I apply the filter to padded data (with reflection of the first and last elements) using this function:

pad_filt_unpad <- function(x, bf) {
  # pad data
  padded_data <- c(rep(first(x), fs), x, rep(last(x), fs))
  # filter data
  filtered_data <- filtfilt(bf, padded_data)
  # un-pad data
  filtered_data <- filtered_data[(fs + 1):(length(filtered_data) - fs)]
  return(filtered_data)
}

This works as expected.

Now, I have a new signal that varies between data coming in with a frequency of 60 Hz and 240 Hz (nothing in between, just switching between 60 or 240 Hz). My first idea was to quadruplicate all 60 Hz data and leave the filter as is, but that will probably lead to funny effects. So, what can I do? Any ideas would be much appreciated.

Upvotes: 2

Views: 171

Answers (1)

Pascal Getreuer
Pascal Getreuer

Reputation: 3256

You receive some data at 240 Hz sample rate and some data at 60 Hz sample rate, and in both cases you want to apply a lowpass filter with 10 Hz cutoff.

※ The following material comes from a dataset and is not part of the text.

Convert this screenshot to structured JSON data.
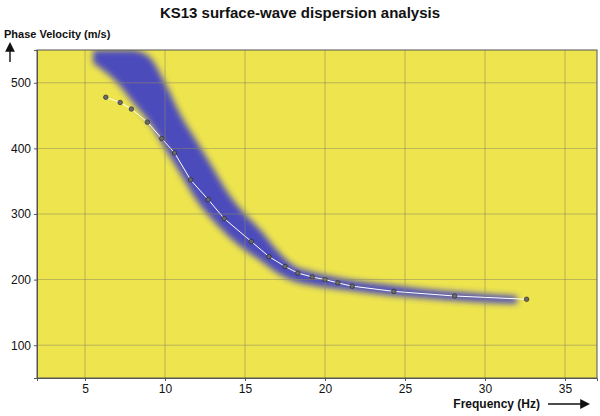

What you suggest of 4x replicating the 60 Hz sample rate data to 240 Hz, and then lowpass filtering, would work just fine. Sure, 4x replicating is crude, but whether using that or a more sophisticated interpolation would make little difference after the 10 Hz cutoff lowpass filter. The "funny effects" are smoothed away.

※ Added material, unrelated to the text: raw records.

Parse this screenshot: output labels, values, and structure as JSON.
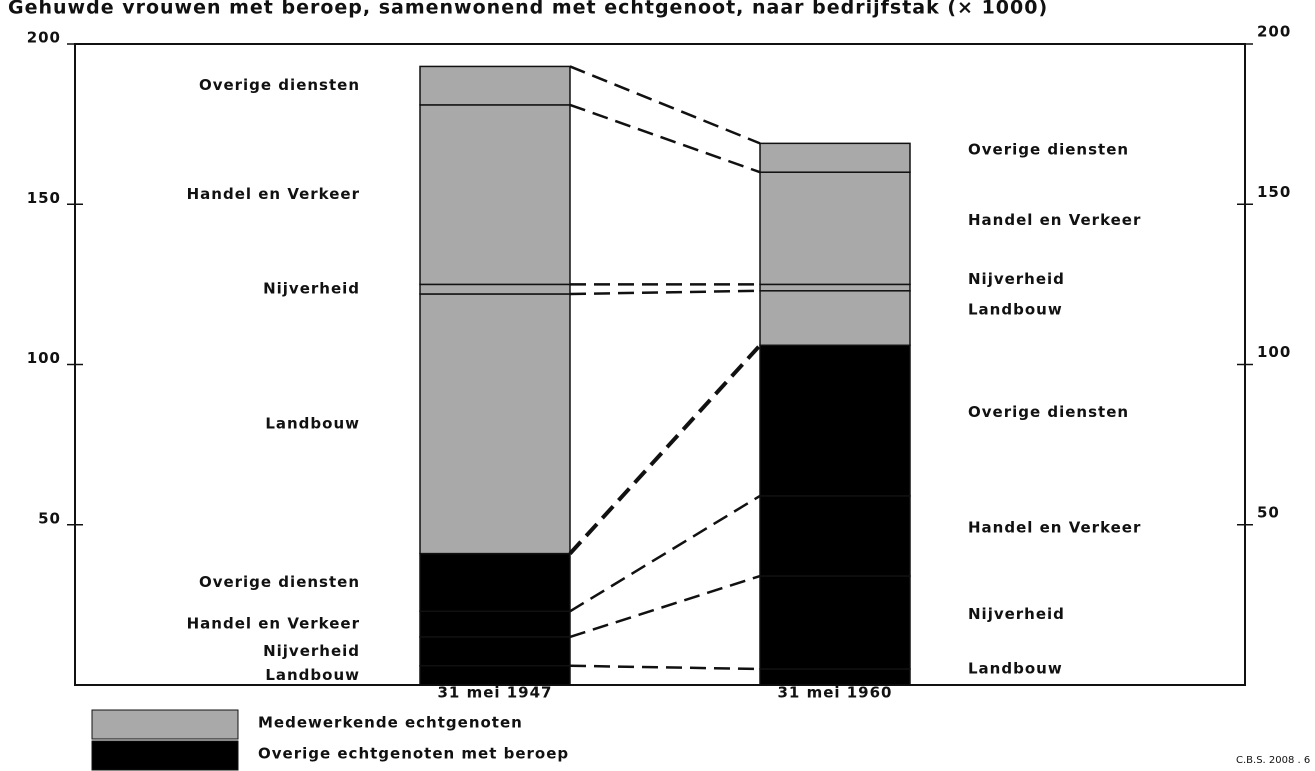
{
  "chart_data": {
    "type": "stacked_bar",
    "title": "Gehuwde vrouwen met beroep, samenwonend met echtgenoot, naar bedrijfstak (× 1000)",
    "categories": [
      "31 mei 1947",
      "31 mei 1960"
    ],
    "groups": [
      {
        "name": "Overige echtgenoten met beroep",
        "color": "#000000",
        "segments": [
          {
            "name": "Landbouw",
            "values": [
              6,
              5
            ]
          },
          {
            "name": "Nijverheid",
            "values": [
              9,
              29
            ]
          },
          {
            "name": "Handel en Verkeer",
            "values": [
              8,
              25
            ]
          },
          {
            "name": "Overige diensten",
            "values": [
              18,
              47
            ]
          }
        ]
      },
      {
        "name": "Medewerkende echtgenoten",
        "color": "#a9a9a9",
        "segments": [
          {
            "name": "Landbouw",
            "values": [
              81,
              17
            ]
          },
          {
            "name": "Nijverheid",
            "values": [
              3,
              2
            ]
          },
          {
            "name": "Handel en Verkeer",
            "values": [
              56,
              35
            ]
          },
          {
            "name": "Overige diensten",
            "values": [
              12,
              9
            ]
          }
        ]
      }
    ],
    "ylim": [
      0,
      200
    ],
    "yticks": [
      50,
      100,
      150,
      200
    ],
    "source": "C.B.S. 2008 . 6"
  }
}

Or, instead of upsampling to 240 Hz, consider this other route: decimate to 60 Hz. That 10 Hz cutoff is so low that the final lowpassed result would be more than adequately represented with a 60 Hz sample rate. This may be simpler and cheaper to compute:

  1. Design the 10 Hz cutoff lowpass filter for 60 Hz sample rate.
  2. When given 240 Hz sample rate data, apply an anti-aliasing filter and then subsample by 4x to 60 Hz. The anti-aliasing can be as simple computing the average of each group of 4 consecutive samples.
  3. With all data at 60 Hz, apply the 10 Hz cutoff lowpass filter.